As it turns out, there was never anything to worry about. Ballard, for all his flaws, has acquired something of a bum rap since becoming the knob-twiddler du jour in the mid ‘90s. The popular knock against him now is that he’s an intrusive producer, but don’t forget, this is a guy who went from doing Jack Wagner albums in the ‘80s to shepherding Alanis Morissette’s rise to stardom a decade later. You don’t get from “All I Need” to “You Oughta Know” without a certain amount of flexibility, and on this collection, Ballard’s presence is not only benign, it might even have been crucial.

Annie Lennox

More than any of her previous solo albums, Destruction hearkens back to Lennox’s Eurythmics albums – tracks such as “Coloured Bedspread,” “Love Is Blind” and “Ghost in My Machine” bristle with the strident electro-pop energy of earlier ass-kicking numbers like “Missionary Man,” and the icy splash of Ballard’s production provides a 21st-century echo of the classic records Lennox turned out with Dave Stewart. We’re talking a matter of degrees, of course – it isn’t as if Lennox made a 180-degree turn after striking out as a solo artist – but the difference, however slight, will be felt by longtime fans. It’s as though Lennox realized that, with Bare, she’d presented herself as nakedly personal – as purely solo – as she’d ever be able to, and the time was right for a retrenching of earlier artistic statements.

Vocally, Lennox remains the same flawless, vaguely terrifying porcelain machine she’s always been, wandering the same hellish valley of heartbreak and loneliness that seem to have motivated every song she’s ever written.
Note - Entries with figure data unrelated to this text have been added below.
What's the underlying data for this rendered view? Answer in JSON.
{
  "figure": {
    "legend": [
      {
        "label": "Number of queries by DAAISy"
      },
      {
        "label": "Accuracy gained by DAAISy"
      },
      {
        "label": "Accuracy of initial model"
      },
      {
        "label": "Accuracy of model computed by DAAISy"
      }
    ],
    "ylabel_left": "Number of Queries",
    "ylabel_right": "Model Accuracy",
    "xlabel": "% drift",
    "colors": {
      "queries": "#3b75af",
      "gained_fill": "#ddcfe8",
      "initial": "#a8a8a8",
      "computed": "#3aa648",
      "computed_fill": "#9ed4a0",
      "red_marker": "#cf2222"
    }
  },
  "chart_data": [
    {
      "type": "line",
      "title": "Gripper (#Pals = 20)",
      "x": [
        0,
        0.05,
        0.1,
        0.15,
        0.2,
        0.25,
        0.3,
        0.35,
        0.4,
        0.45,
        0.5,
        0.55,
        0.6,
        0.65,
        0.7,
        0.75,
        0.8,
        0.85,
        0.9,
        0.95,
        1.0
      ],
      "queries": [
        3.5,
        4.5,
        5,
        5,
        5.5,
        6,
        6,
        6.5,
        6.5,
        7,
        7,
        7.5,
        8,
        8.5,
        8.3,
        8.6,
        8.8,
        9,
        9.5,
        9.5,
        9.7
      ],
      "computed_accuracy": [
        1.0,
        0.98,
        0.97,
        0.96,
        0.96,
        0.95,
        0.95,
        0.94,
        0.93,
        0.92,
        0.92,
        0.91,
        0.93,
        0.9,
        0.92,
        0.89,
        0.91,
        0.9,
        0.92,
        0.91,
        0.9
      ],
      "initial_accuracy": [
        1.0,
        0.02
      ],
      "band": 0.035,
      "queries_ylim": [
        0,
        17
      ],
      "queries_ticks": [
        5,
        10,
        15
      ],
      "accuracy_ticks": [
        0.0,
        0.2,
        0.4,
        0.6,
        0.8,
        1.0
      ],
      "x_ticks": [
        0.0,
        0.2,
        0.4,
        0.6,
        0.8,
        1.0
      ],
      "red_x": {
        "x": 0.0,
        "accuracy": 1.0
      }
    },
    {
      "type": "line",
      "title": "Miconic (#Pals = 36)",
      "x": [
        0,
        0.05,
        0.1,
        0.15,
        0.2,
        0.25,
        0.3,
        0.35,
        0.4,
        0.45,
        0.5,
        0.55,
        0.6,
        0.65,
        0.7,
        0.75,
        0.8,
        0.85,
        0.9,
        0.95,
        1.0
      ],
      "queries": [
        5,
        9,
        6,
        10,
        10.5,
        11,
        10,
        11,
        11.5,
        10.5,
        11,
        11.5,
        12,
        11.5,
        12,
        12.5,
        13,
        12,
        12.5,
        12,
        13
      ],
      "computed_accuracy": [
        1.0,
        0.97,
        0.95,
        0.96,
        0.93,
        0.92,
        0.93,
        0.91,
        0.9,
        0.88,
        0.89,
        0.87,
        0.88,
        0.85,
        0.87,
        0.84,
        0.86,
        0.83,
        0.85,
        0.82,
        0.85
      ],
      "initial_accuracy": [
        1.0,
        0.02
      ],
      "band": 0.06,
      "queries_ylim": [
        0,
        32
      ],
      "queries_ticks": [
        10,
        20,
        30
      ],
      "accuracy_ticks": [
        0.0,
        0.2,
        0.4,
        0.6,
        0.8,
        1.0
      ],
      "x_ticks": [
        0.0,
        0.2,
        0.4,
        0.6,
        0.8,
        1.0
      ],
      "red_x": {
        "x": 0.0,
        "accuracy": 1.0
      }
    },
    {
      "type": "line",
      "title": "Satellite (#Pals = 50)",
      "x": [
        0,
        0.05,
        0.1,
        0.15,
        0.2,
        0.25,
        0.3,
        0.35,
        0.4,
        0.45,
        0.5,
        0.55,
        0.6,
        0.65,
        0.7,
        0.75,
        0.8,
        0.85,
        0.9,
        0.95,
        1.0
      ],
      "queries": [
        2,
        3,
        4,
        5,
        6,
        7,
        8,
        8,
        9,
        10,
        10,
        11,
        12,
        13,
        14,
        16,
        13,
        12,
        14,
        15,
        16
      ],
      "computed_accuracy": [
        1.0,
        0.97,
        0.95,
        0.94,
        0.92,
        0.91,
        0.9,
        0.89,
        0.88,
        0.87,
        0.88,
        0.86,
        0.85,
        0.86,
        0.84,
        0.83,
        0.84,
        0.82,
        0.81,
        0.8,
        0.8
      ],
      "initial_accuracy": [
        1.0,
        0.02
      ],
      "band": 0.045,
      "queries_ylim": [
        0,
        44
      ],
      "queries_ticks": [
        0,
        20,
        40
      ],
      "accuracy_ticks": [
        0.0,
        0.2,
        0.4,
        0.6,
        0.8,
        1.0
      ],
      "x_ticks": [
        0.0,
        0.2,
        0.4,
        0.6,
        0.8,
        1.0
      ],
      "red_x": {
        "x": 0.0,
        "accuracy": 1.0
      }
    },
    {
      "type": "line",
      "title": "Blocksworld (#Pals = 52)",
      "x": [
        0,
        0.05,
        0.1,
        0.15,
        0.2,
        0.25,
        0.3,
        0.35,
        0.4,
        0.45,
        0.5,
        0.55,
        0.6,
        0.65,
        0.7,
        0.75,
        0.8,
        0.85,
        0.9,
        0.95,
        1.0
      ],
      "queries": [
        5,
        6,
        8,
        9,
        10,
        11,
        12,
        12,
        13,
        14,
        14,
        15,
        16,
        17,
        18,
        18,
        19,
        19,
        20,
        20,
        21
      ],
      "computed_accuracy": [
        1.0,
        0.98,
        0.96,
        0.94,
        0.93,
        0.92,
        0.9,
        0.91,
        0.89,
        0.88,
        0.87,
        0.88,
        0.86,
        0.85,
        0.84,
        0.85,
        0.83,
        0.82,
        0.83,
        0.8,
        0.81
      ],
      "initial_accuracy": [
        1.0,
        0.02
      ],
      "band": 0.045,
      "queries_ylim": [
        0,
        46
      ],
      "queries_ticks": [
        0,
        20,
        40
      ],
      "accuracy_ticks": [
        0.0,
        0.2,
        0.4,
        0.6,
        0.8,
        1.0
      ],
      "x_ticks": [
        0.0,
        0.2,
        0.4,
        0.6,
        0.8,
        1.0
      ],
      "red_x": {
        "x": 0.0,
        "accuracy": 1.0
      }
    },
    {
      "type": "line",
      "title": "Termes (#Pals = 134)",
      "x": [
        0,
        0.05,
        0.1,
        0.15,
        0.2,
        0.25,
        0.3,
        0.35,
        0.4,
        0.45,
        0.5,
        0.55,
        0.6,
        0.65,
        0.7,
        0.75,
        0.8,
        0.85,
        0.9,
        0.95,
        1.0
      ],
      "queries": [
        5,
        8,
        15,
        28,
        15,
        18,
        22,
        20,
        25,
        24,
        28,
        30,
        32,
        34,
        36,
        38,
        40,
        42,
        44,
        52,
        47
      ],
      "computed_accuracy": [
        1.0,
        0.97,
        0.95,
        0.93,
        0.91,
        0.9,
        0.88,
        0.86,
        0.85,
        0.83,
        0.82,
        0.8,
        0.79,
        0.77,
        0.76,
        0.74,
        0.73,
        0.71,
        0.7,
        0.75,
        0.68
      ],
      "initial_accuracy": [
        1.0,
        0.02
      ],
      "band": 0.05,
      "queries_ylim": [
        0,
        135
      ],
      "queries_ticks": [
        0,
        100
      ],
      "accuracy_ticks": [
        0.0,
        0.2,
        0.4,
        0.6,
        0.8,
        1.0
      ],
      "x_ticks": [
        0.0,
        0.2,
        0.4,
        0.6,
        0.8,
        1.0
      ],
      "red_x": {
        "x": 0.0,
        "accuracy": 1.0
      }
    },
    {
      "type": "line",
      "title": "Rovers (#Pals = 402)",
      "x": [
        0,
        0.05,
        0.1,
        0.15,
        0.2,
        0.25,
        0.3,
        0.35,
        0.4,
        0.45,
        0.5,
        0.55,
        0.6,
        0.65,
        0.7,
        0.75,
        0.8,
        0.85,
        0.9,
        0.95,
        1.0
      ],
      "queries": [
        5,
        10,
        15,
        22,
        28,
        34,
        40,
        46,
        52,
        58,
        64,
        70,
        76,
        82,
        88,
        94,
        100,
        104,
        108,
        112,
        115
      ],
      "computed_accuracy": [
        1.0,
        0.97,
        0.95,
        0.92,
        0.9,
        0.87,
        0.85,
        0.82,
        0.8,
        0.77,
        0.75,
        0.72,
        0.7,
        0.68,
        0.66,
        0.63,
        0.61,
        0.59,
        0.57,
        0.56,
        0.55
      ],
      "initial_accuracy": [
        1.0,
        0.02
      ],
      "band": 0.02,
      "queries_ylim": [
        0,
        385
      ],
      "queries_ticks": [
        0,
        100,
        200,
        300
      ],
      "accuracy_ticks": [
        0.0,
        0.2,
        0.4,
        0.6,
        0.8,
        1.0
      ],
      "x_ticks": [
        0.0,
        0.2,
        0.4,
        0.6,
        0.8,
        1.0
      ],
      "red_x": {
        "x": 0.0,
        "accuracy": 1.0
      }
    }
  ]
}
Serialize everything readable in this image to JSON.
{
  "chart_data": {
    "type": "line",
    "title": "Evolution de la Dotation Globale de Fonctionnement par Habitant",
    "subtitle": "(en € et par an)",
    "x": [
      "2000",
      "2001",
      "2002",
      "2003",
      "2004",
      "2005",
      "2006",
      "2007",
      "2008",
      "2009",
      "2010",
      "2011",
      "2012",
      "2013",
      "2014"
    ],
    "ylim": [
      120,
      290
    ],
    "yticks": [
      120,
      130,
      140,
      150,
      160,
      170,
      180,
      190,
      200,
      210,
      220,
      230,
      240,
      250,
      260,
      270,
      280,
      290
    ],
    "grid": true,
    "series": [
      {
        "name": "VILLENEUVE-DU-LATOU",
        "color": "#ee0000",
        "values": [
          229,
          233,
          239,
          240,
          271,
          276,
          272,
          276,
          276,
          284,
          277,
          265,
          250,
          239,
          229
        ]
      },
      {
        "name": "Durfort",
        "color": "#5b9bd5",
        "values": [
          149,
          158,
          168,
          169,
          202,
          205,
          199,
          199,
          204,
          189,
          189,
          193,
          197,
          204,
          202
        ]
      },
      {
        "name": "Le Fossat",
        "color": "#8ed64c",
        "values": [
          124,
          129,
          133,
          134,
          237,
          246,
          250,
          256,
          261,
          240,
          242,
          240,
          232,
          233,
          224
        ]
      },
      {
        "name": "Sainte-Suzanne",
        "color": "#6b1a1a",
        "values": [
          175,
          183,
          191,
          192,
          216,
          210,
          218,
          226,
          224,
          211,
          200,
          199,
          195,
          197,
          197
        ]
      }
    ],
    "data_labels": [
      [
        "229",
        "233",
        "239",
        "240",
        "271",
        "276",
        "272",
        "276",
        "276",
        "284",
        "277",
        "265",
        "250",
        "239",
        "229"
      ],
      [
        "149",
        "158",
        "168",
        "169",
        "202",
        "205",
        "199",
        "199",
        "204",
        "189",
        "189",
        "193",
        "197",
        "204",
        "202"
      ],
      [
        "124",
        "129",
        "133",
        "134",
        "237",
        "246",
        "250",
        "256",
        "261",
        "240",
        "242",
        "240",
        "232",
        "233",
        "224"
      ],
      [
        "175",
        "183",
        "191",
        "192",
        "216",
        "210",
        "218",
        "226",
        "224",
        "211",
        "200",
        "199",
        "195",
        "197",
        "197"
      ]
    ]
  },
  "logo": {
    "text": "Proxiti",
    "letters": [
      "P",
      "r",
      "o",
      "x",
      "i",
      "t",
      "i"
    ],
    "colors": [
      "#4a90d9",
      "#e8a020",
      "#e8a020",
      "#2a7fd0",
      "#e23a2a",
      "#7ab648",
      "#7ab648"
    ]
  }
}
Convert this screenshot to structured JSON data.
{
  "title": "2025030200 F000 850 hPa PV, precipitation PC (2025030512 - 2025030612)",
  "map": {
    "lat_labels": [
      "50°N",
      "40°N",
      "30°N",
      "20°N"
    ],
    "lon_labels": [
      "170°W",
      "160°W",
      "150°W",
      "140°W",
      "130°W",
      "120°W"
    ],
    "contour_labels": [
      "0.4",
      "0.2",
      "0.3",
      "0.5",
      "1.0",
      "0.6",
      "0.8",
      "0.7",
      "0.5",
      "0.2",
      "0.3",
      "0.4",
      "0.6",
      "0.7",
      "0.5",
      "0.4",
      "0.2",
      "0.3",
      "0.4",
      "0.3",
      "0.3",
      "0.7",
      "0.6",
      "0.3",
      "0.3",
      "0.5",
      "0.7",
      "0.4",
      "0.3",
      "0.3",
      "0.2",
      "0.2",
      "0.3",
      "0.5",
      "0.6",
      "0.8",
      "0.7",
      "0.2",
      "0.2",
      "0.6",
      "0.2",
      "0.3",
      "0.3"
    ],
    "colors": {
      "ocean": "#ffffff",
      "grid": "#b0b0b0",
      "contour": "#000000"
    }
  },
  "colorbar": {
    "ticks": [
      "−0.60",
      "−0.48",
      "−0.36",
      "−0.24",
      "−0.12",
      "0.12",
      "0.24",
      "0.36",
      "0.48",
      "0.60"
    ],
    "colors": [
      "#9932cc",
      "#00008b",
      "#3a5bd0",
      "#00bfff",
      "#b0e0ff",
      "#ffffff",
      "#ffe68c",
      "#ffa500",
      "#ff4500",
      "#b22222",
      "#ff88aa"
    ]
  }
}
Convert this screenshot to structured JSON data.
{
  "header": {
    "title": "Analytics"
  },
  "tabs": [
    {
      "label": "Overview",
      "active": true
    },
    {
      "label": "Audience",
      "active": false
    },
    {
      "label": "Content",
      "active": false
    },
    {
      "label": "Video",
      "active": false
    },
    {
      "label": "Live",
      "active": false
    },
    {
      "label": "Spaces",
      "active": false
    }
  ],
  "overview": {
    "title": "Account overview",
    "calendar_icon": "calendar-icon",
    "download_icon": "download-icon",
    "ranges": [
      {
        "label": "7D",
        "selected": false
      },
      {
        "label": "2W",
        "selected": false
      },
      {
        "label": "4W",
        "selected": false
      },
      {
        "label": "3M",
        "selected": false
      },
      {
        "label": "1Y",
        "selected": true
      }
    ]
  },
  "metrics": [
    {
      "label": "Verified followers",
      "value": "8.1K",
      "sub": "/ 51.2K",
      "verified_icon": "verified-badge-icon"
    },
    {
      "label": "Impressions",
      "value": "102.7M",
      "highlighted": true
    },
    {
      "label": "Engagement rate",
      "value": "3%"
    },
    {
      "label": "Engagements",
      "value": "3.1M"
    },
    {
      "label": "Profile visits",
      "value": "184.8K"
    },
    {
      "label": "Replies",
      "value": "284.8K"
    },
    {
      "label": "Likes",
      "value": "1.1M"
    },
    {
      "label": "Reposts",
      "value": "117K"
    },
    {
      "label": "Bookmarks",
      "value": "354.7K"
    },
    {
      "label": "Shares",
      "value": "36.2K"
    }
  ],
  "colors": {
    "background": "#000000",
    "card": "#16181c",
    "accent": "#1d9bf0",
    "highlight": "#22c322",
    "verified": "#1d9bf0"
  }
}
It goes without saying that this is not a happy album – in fact, Lennox may not have ever written a happy song – but if it’s raw emotion you’re looking for, flawlessly expressed and beautifully arranged, then Songs of Mass Destruction is the tonic for what ails you.

The majority of the buzz surrounding this album will have to do with “Sing,” a for-charity feminist anthem for which Lennox recruited a ridiculous choir of well-known backing vocalists. Ever heard of Beth Gibbons, Madonna, Celine Dion, Beth Orton, Angélique Kidjo, Shakira, Sarah McLachlan, Faith Hill, Fergie, Beverley Knight, Martha Wainwright, k.d. lang, Shingai Shoniwa, KT Tunstall, Bonnie Raitt, Dido, Gladys Knight, Anastacia, or Melissa Etheridge? They’re all here. It’s a nifty promotional hook – and a no-brainer choice for the first single – but it’s far from the best song on the album; a year from now, fans are far more likely to be trawling the emotional depths of searing tracks such as “Lost.” If “Sing” gets Lennox back on the radio, though – and moves a few copies of Songs of Mass Destruction through the retail pipeline – so much the better; whichever angle you approach it from, the album deserves to be heard.